伯爵夫妻の甘い秘めごと 政略結婚ですが、猫かわいがりされてます
「旦那様はもう長い間おひとりでおられるので、誰かと食事をする楽しみなど忘れているかもしれませんね。ドロシア様が嫌でなければ、一緒にお食事されるように言ってみてはくださいませんか?」
「そうね。そうしたいけれど。……本当は帰るように言われているの。チェスターが気を利かしてくれて、三日はいられることになったけれど。どうやら伯爵さまは私をお気に召さないらしいわ」
「そんなこと!」
「本当よ。だから余計なことをしてはもっと早く帰れと言われてしまうかもしれない」
「そんな……オーガスト様ったら、何を考えているのでしょう」
焦りだすエフィーをなだめようとしたとき、窓の外から騒がしい音が聞こえてきた。
「あら? お客様? 馬が」
二頭立ての馬が砂煙を上げながら入ってくる。
「誰かしら。嫌だなぁ。
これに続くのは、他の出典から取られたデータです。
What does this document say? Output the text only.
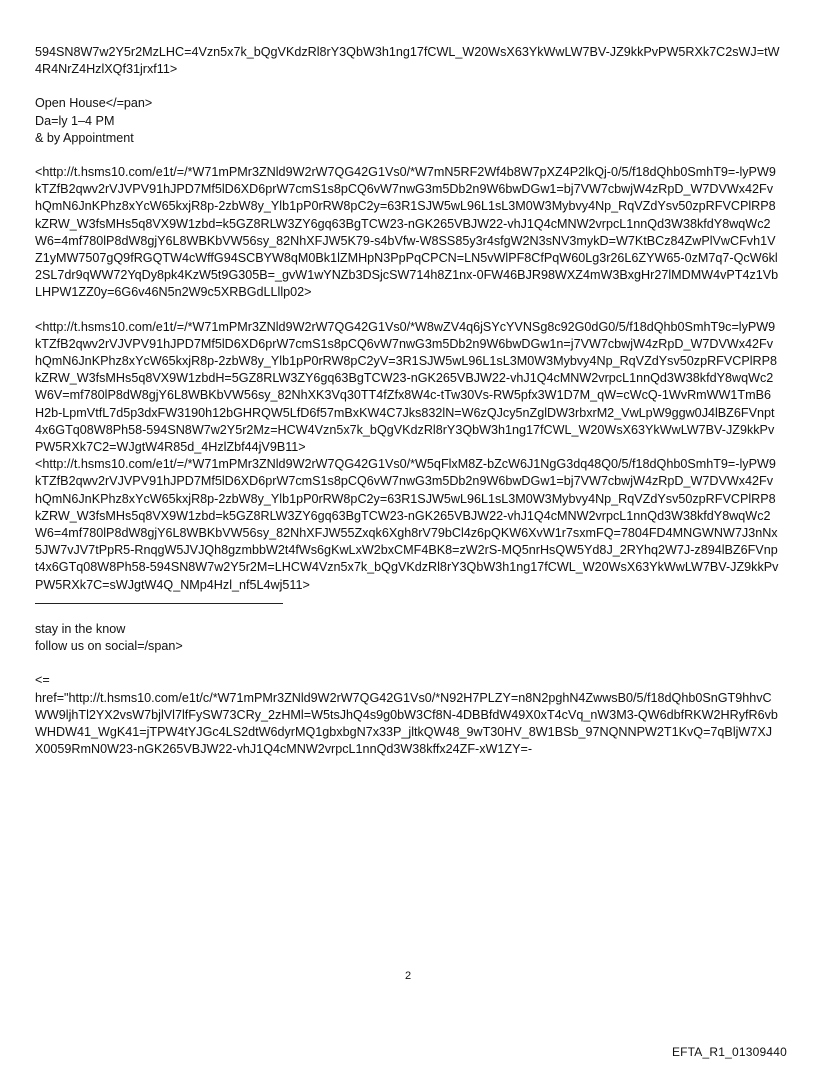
594SN8W7w2Y5r2MzLHC=4Vzn5x7k_bQgVKdzRl8rY3QbW3h1ng17fCWL_W20WsX63YkWwLW7BV-JZ9kkPvPW5RXk7C2sWJ=tW4R4NrZ4HzlXQf31jrxf11>

Open House</=pan>

Da=ly 1–4 PM

& by Appointment

<http://t.hsms10.com/e1t/=/*W71mPMr3ZNld9W2rW7QG42G1Vs0/*W7mN5RF2Wf4b8W7pXZ4P2lkQj-0/5/f18dQhb0SmhT9=-lyPW9kTZfB2qwv2rVJVPV91hJPD7Mf5lD6XD6prW7cmS1s8pCQ6vW7nwG3m5Db2n9W6bwDGw1=bj7VW7cbwjW4zRpD_W7DVWx42FvhQmN6JnKPhz8xYcW65kxjR8p-2zbW8y_Ylb1pP0rRW8pC2y=63R1SJW5wL96L1sL3M0W3Mybvy4Np_RqVZdYsv50zpRFVCPlRP8kZRW_W3fsMHs5q8VX9W1zbd=k5GZ8RLW3ZY6gq63BgTCW23-nGK265VBJW22-vhJ1Q4cMNW2vrpcL1nnQd3W38kfdY8wqWc2W6=4mf780lP8dW8gjY6L8WBKbVW56sy_82NhXFJW5K79-s4bVfw-W8SS85y3r4sfgW2N3sNV3mykD=W7KtBCz84ZwPlVwCFvh1VZ1yMW7507gQ9fRGQTW4cWffG94SCBYW8qM0Bk1lZMHpN3PpPqCPCN=LN5vWlPF8CfPqW60Lg3r26L6ZYW65-0zM7q7-QcW6kl2SL7dr9qWW72YqDy8pk4KzW5t9G305B=_gvW1wYNZb3DSjcSW714h8Z1nx-0FW46BJR98WXZ4mW3BxgHr27lMDMW4vPT4z1VbLHPW1ZZ0y=6G6v46N5n2W9c5XRBGdLLllp02>

<http://t.hsms10.com/e1t/=/*W71mPMr3ZNld9W2rW7QG42G1Vs0/*W8wZV4q6jSYcYVNSg8c92G0dG0/5/f18dQhb0SmhT9c=lyPW9kTZfB2qwv2rVJVPV91hJPD7Mf5lD6XD6prW7cmS1s8pCQ6vW7nwG3m5Db2n9W6bwDGw1n=j7VW7cbwjW4zRpD_W7DVWx42FvhQmN6JnKPhz8xYcW65kxjR8p-2zbW8y_Ylb1pP0rRW8pC2yV=3R1SJW5wL96L1sL3M0W3Mybvy4Np_RqVZdYsv50zpRFVCPlRP8kZRW_W3fsMHs5q8VX9W1zbdH=5GZ8RLW3ZY6gq63BgTCW23-nGK265VBJW22-vhJ1Q4cMNW2vrpcL1nnQd3W38kfdY8wqWc2W6V=mf780lP8dW8gjY6L8WBKbVW56sy_82NhXK3Vq30TT4fZfx8W4c-tTw30Vs-RW5pfx3W1D7M_qW=cWcQ-1WvRmWW1TmB6H2b-LpmVtfL7d5p3dxFW3190h12bGHRQW5LfD6f57mBxKW4C7Jks832lN=W6zQJcy5nZglDW3rbxrM2_VwLpW9ggw0J4lBZ6FVnpt4x6GTq08W8Ph58-594SN8W7w2Y5r2Mz=HCW4Vzn5x7k_bQgVKdzRl8rY3QbW3h1ng17fCWL_W20WsX63YkWwLW7BV-JZ9kkPvPW5RXk7C2=WJgtW4R85d_4HzlZbf44jV9B11>

<http://t.hsms10.com/e1t/=/*W71mPMr3ZNld9W2rW7QG42G1Vs0/*W5qFlxM8Z-bZcW6J1NgG3dq48Q0/5/f18dQhb0SmhT9=-lyPW9kTZfB2qwv2rVJVPV91hJPD7Mf5lD6XD6prW7cmS1s8pCQ6vW7nwG3m5Db2n9W6bwDGw1=bj7VW7cbwjW4zRpD_W7DVWx42FvhQmN6JnKPhz8xYcW65kxjR8p-2zbW8y_Ylb1pP0rRW8pC2y=63R1SJW5wL96L1sL3M0W3Mybvy4Np_RqVZdYsv50zpRFVCPlRP8kZRW_W3fsMHs5q8VX9W1zbd=k5GZ8RLW3ZY6gq63BgTCW23-nGK265VBJW22-vhJ1Q4cMNW2vrpcL1nnQd3W38kfdY8wqWc2W6=4mf780lP8dW8gjY6L8WBKbVW56sy_82NhXFJW55Zxqk6Xgh8rV79bCl4z6pQKW6XvW1r7sxmFQ=7804FD4MNGWNW7J3nNx5JW7vJV7tPpR5-RnqgW5JVJQh8gzmbbW2t4fWs6gKwLxW2bxCMF4BK8=zW2rS-MQ5nrHsQW5Yd8J_2RYhq2W7J-z894lBZ6FVnpt4x6GTq08W8Ph58-594SN8W7w2Y5r2M=LHCW4Vzn5x7k_bQgVKdzRl8rY3QbW3h1ng17fCWL_W20WsX63YkWwLW7BV-JZ9kkPvPW5RXk7C=sWJgtW4Q_NMp4Hzl_nf5L4wj511>

stay in the know

follow us on social=/span>

<=

href="http://t.hsms10.com/e1t/c/*W71mPMr3ZNld9W2rW7QG42G1Vs0/*N92H7PLZY=n8N2pghN4ZwwsB0/5/f18dQhb0SnGT9hhvCWW9ljhTl2YX2vsW7bjlVl7lfFySW73CRy_2zHMl=W5tsJhQ4s9g0bW3Cf8N-4DBBfdW49X0xT4cVq_nW3M3-QW6dbfRKW2HRyfR6vbWHDW41_WgK41=jTPW4tYJGc4LS2dtW6dyrMQ1gbxbgN7x33P_jltkQW48_9wT30HV_8W1BSb_97NQNNPW2T1KvQ=7qBljW7XJX0059RmN0W23-nGK265VBJW22-vhJ1Q4cMNW2vrpcL1nnQd3W38kffx24ZF-xW1ZY=-

2
EFTA_R1_01309440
……たまに、どうしても直接旦那様に会いたいという方が来られるんです。でも、大抵お約束されていないので旦那様は不機嫌になるんです」
怖いんですよー、とエフィーが嘆く。
ドロシアは気になったので、残りの朝食を手早く食べ終えると、ちょっと見てくるわ、と部屋の外に出た。
エフィーは心配そうな顔をしつつ片づけを始める。
廊下に出たとたん、玄関からのチェスターの声が響いていた。見ると、前のめりになって屋敷に入ってこようとしている恰幅のいい男性と若い女性、そしてお付きの人間を、押しとどめようと両手を広げている。